Drones have a unique capacity for information gathering that could be essential to the exploration – or exploitation – of space. The potential for more nefarious uses is certainly there, and that is what concerns other nations. The launch of the first drone into space in 2010 by the U.S. prompted talk of an arms race in space. China called the U.S. a hypocrite, saying that “As a superpower, the U.S. has been calling for nuclear disarmament all these years and urged other countries to be more responsible for world peace and safety … But in the meantime, its development of the space plane may lead to an arms race in space.” Russia is also keeping a wary eye on America’s tests and is promising to develop their own unmanned space plane.

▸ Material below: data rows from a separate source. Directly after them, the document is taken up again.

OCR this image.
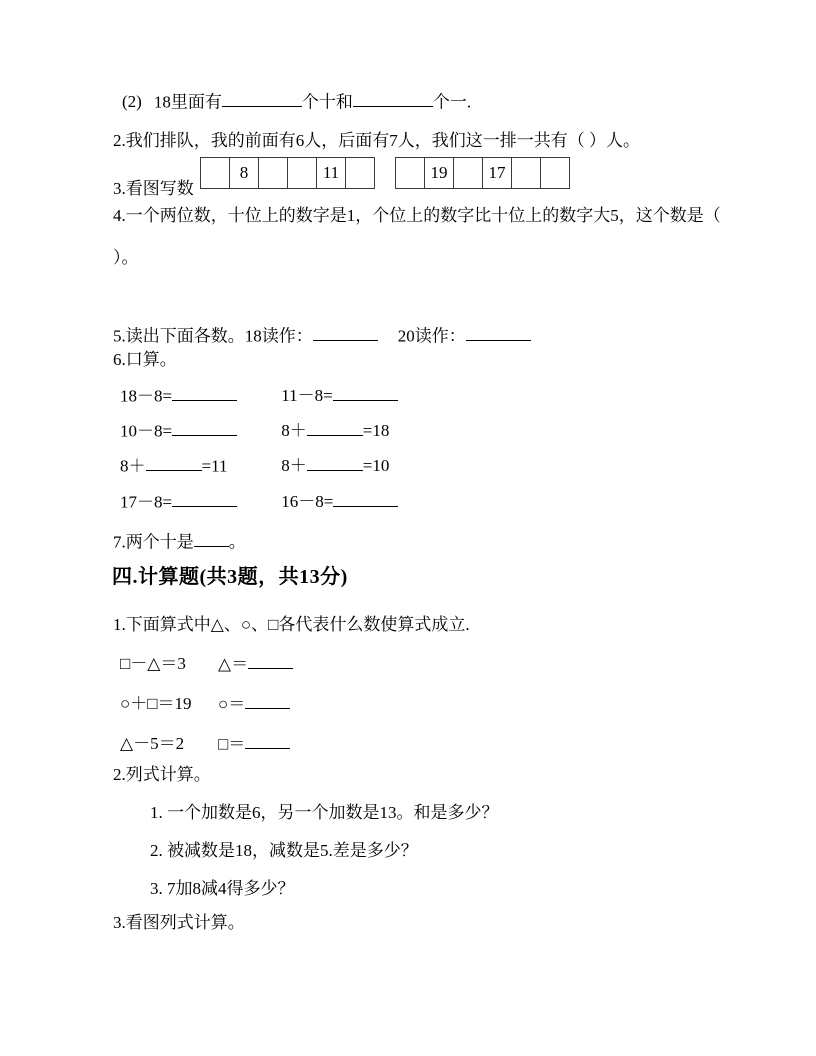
(2) 18里面有	个十和	个一.
2.我们排队，我的前面有6人，后面有7人，我们这一排一共有（ ）人。
3.看图写数
	8			11	
		19		17		
4.一个两位数，十位上的数字是1，个位上的数字比十位上的数字大5，这个数是（
）。
5.读出下面各数。18读作：	20读作：
6.口算。
18－8=	11－8=
10－8=	8＋	=18
8＋	=11	8＋	=10
17－8=	16－8=
7.两个十是 。
四.计算题(共3题，共13分)
1.下面算式中△、○、□各代表什么数使算式成立.
□－△＝3 △＝
○＋□＝19 ○＝
△－5＝2 □＝
2.列式计算。
1. 一个加数是6，另一个加数是13。和是多少？
2. 被减数是18，减数是5.差是多少？
3. 7加8减4得多少？
3.看图列式计算。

Not much is known about the development of drones for space, but the recently returned X-37B is about 29 feet long, with “stubby wings that stretch out about 15 feet tip to tip. It is one-fifth the size of the space shuttle and can draw on the sun for electricity using unfolding solar panels.” This particular plane was designed to be in orbit for 270 days, but remained in space for 469 days, demonstrating definite potential for extended missions. The price tag on the development of the plane is high and details regarding its time in space have not been released, but the program has proved that drones can operate in space successfully.

Drone technology is emerging everywhere. Unmanned systems are being used in homes, to provide traffic reports and facilitate emergency services. They may eventually be used by NGOs to deliver aid. We know that drones may revolutionize warfare and the way we live our lives on earth, but they may also be the key to pushing the boundaries of our knowledge of the final frontier.